Bu gerçeği bildiğimize yüce Allah’a giden yolun başında duran, açık seçik konuşan, bilgi ve belge sahibi birtakım düşmanlarının varlığının kaçınılmaz olduğunu bildiğimize göre bize düşen görev Allah’ın dinini bu şeytanlara karşı kendisi ile savaşacağımız silahı teşkil edecek şekilde bilmek görevimiz olarak ortaya çıkmaktadır. Bu şeytanların önderleri ve onların başlarını çeken yüce Rabbimize şöyle demişti:
“Andolsun senin doğru yolunda onlara engel olacağım. Sonra andolsun önlerinden, arkalarından, sağlarından, sollarından onlara sokulacağım. Böylece çoğunu şükredenlerden bulamayacaksın.” (el-A’raf, 7/16-17)

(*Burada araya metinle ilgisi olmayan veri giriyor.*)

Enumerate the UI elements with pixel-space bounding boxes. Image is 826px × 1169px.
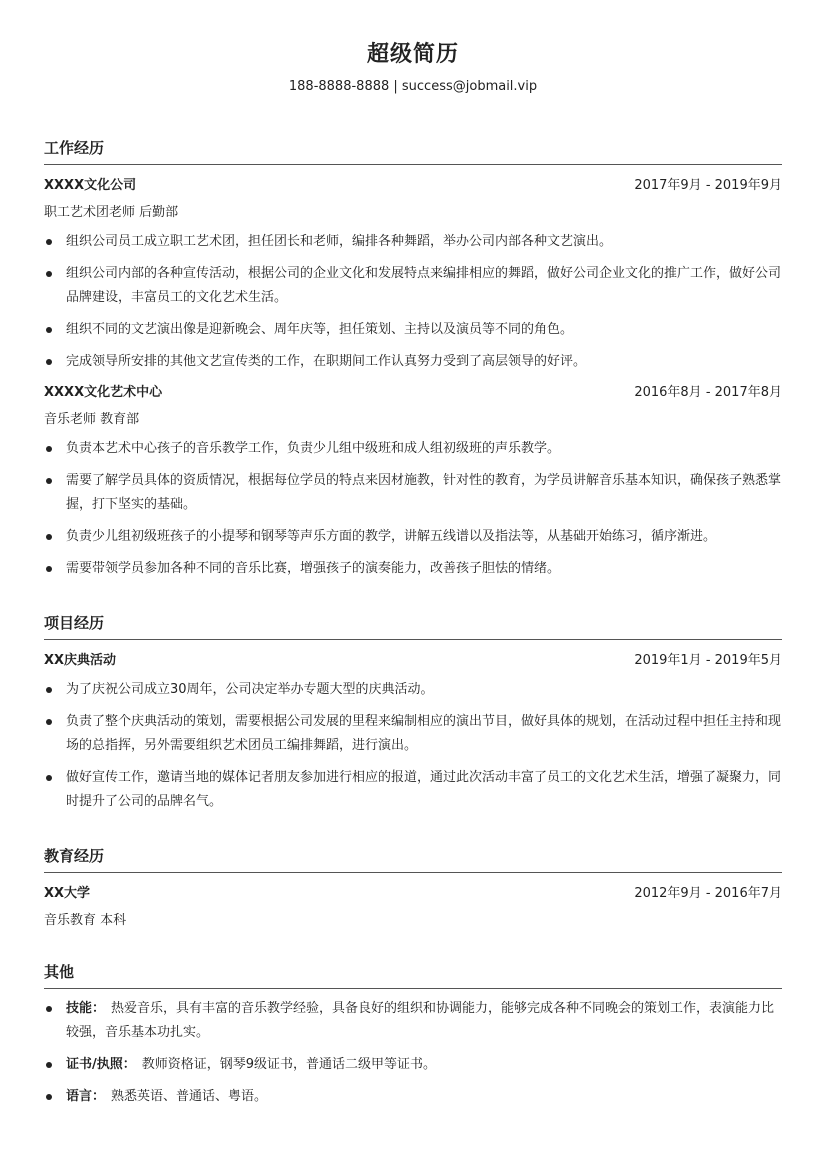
bullet-item [44, 318, 782, 342]
certificates-text: 教师资格证，钢琴9级证书，普通话二级甲等证书。 [141, 1057, 437, 1072]
bullet-text: 负责本艺术中心孩子的音乐教学工作，负责少儿组中级班和成人组初级班的声乐教学。 [66, 441, 561, 456]
bullet-item [44, 350, 782, 374]
bullet-item [44, 766, 782, 814]
section-title-work: 工作经历 [44, 138, 782, 165]
languages-label: 语言： [66, 1089, 106, 1104]
project-name: XX庆典活动 [44, 653, 117, 668]
work-entry [44, 384, 782, 581]
bullet-text: 做好宣传工作，邀请当地的媒体记者朋友参加进行相应的报道，通过此次活动丰富了员工的文化艺术生活，增强了凝聚力，同时提升了公司的品牌名气。 [66, 770, 782, 809]
skills-text: 热爱音乐，具有丰富的音乐教学经验，具备良好的组织和协调能力，能够完成各种不同晚会的策划工作，表演能力比较强，音乐基本功扎实。 [66, 1001, 775, 1040]
company-name: XXXX文化公司 [44, 178, 137, 193]
bullet-dot-icon [46, 566, 52, 572]
bullet-text: 负责少儿组初级班孩子的小提琴和钢琴等声乐方面的教学，讲解五线谱以及指法等，从基础开始练习，循序渐进。 [66, 529, 717, 544]
bullet-item [44, 1085, 782, 1109]
bullet-dot-icon [46, 359, 52, 365]
bullet-dot-icon [46, 1006, 52, 1012]
section-title-education: 教育经历 [44, 846, 782, 873]
bullet-dot-icon [46, 1094, 52, 1100]
projects-section [44, 613, 782, 814]
bullet-list [44, 678, 782, 814]
other-section [44, 962, 782, 1109]
bullet-text: 为了庆祝公司成立30周年，公司决定举办专题大型的庆典活动。 [66, 682, 434, 697]
entry-head [44, 177, 782, 195]
date-range: 2017年9月 - 2019年9月 [634, 178, 782, 193]
bullet-item [44, 557, 782, 581]
work-entry [44, 177, 782, 374]
contact-line: 188-8888-8888 | success@jobmail.vip [288, 79, 538, 94]
bullet-item [44, 678, 782, 702]
section-title-projects: 项目经历 [44, 613, 782, 640]
bullet-list [44, 437, 782, 581]
bullet-dot-icon [46, 775, 52, 781]
section-title-other: 其他 [44, 962, 782, 989]
bullet-list [44, 230, 782, 374]
company-name: XXXX文化艺术中心 [44, 385, 163, 400]
work-section [44, 138, 782, 581]
date-range: 2016年8月 - 2017年8月 [634, 385, 782, 400]
resume-header [44, 0, 782, 96]
bullet-item [44, 710, 782, 758]
education-section [44, 846, 782, 930]
bullet-text: 需要带领学员参加各种不同的音乐比赛，增强孩子的演奏能力，改善孩子胆怯的情绪。 [66, 561, 561, 576]
bullet-text: 负责了整个庆典活动的策划，需要根据公司发展的里程来编制相应的演出节目，做好具体的规划，在活动过程中担任主持和现场的总指挥，另外需要组织艺术团员工编排舞蹈，进行演出。 [66, 714, 782, 753]
bullet-text: 组织公司内部的各种宣传活动，根据公司的企业文化和发展特点来编排相应的舞蹈，做好公司企业文化的推广工作，做好公司品牌建设，丰富员工的文化艺术生活。 [66, 266, 782, 305]
bullet-list [44, 997, 782, 1109]
bullet-dot-icon [46, 271, 52, 277]
job-role: 职工艺术团老师 后勤部 [44, 205, 179, 220]
bullet-dot-icon [46, 534, 52, 540]
degree: 音乐教育 本科 [44, 913, 127, 928]
bullet-item [44, 469, 782, 517]
certificates-label: 证书/执照： [66, 1057, 136, 1072]
project-entry [44, 652, 782, 814]
bullet-text: 组织公司员工成立职工艺术团，担任团长和老师，编排各种舞蹈，举办公司内部各种文艺演出。 [66, 234, 613, 249]
bullet-dot-icon [46, 446, 52, 452]
bullet-dot-icon [46, 478, 52, 484]
bullet-item [44, 997, 782, 1045]
bullet-dot-icon [46, 1062, 52, 1068]
bullet-text: 完成领导所安排的其他文艺宣传类的工作，在职期间工作认真努力受到了高层领导的好评。 [66, 354, 587, 369]
bullet-item [44, 262, 782, 310]
bullet-text: 需要了解学员具体的资质情况，根据每位学员的特点来因材施教，针对性的教育，为学员讲解音乐基本知识，确保孩子熟悉掌握，打下坚实的基础。 [66, 473, 782, 512]
entry-head [44, 652, 782, 670]
resume-name: 超级简历 [366, 42, 459, 67]
bullet-dot-icon [46, 239, 52, 245]
bullet-item [44, 437, 782, 461]
school-name: XX大学 [44, 886, 91, 901]
job-role: 音乐老师 教育部 [44, 412, 140, 427]
bullet-item [44, 525, 782, 549]
bullet-item [44, 1053, 782, 1077]
bullet-dot-icon [46, 719, 52, 725]
skills-label: 技能： [66, 1001, 106, 1016]
entry-head [44, 885, 782, 903]
bullet-dot-icon [46, 327, 52, 333]
bullet-text: 组织不同的文艺演出像是迎新晚会、周年庆等，担任策划、主持以及演员等不同的角色。 [66, 322, 574, 337]
languages-text: 熟悉英语、普通话、粤语。 [111, 1089, 268, 1104]
education-entry [44, 885, 782, 930]
entry-head [44, 384, 782, 402]
date-range: 2012年9月 - 2016年7月 [634, 886, 782, 901]
bullet-dot-icon [46, 687, 52, 693]
bullet-item [44, 230, 782, 254]
date-range: 2019年1月 - 2019年5月 [634, 653, 782, 668]
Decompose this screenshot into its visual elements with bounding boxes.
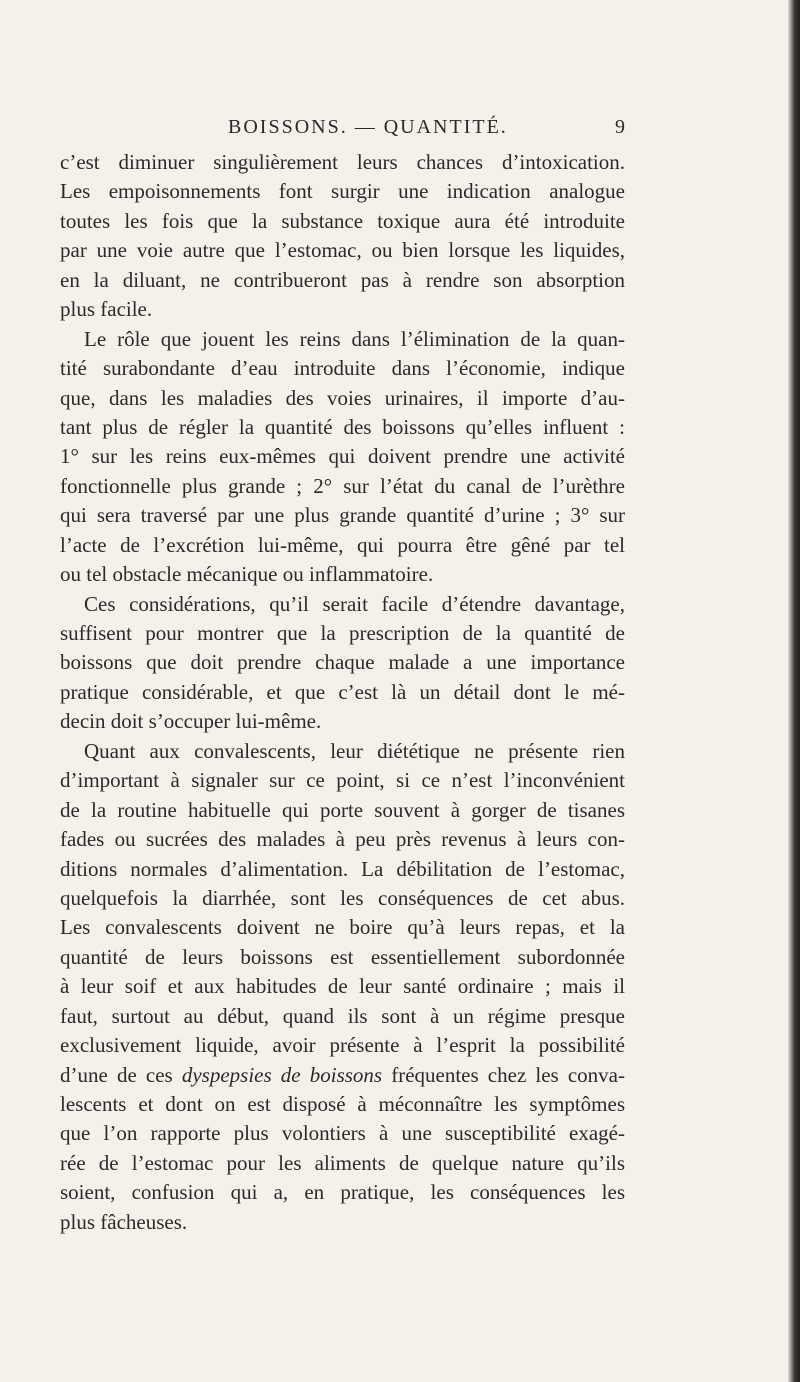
text-line: Les convalescents doivent ne boire qu’à leurs repas, et la bbox=[60, 915, 625, 940]
text-line: fonctionnelle plus grande ; 2° sur l’état du canal de l’urèthre bbox=[60, 473, 625, 498]
text-line: c’est diminuer singulièrement leurs chances d’intoxication. bbox=[60, 150, 625, 174]
page-number: 9 bbox=[615, 116, 625, 138]
text-fragment: fréquentes chez les conva- bbox=[382, 1062, 625, 1087]
text-line: ou tel obstacle mécanique ou inflammatoire. bbox=[60, 562, 434, 587]
page-edge-shadow bbox=[788, 0, 800, 1382]
text-line: boissons que doit prendre chaque malade a une importance bbox=[60, 650, 625, 675]
text-line: toutes les fois que la substance toxique aura été introduite bbox=[60, 208, 625, 233]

Bu gerçeği yani bu düşmanların kitablarının bilgilerinin ve delillerinin bulunduğunu, bunlarla hakkı batıla karıştırdıklarını bildiğimize göre onlara gereken şekilde hazırlanmak görevimizdir. Onlara karşı hazırlık da iki şekilde olur:
1- Müellifin Allah ona rahmet etsin işaret ettiği şekilde onların bu tür delillerini ve batıllarını bertaraf edecek şer’î ve aklî delil ve belgeleri bilmek.
2- Onlara karşılık vermek imkanını elde etmek maksadıyla sahib oldukları batılın ne olduğunu bilmek. Bundan dolayı merhum Şeyhu’l-İslam “Der-u Tearudi’n-Nakli ve’l-Akli” adlı eserinde şunları söylemektedir: “Bir batılın lehine delil olsun diye kim bir delil ortaya koyarsa, mutlaka o onun lehine değil aleyhine bir delil olur.” Bu da şöyle olur: Sağlıklı bir delili batılı savunan bir kimse kendi batılının lehine delil diye gösterecek olursa, bu mutlaka onun aleyhine bir delil olur, onun lehine delil olamaz. Dolayısıyla bu gibi kimselerle tartışmak isteyen bir kimsenin kesinlikle şu iki hususu göz önünde bulundurması gerekmektedir:
1- Onlara karşılık verebilmek için sahib oldukları bilgiyi iyice kavraması.
2- Bu gibi kimselere karşı kendileriyle cevab vereceği şer’î ve aklî delilleri iyice anlayıp kavraması.
Şu kadar var ki sen Allah’a yönelip, O’nun delil ve açıklamalarına iyice kulak verecek olursan, bunlardan korkma ve üzülme. “Çünkü şeytanın hilesi şüphesiz ki zayıftır.” (en-Nisa, 4/76)
Müellif bu sözleriyle yüce Allah’a yönelip, hakkı bilen ve tanıyan kimseleri batıl ehlinin ileri süreceği delillerden korkmaması gerektiğini belirterek yüreklendirmek istemektedir. Çünkü bunların delilleri çürüktür ve bunlar esasen şeytanın hile ve tuzaklarından kaynaklanır. Yüce Allah ise:”Muhakkak şeytanın hilesi pek zayıftır.” (en-Nisa, 4/76) diye buyurmaktadır. Bu hususta da şair şöyle demiştir:
“Bunlar abuk sabuk iddialardır, tıpkı can gibi,
Hak zannedersin onları fakat hepsi kırılır ve dökülür.”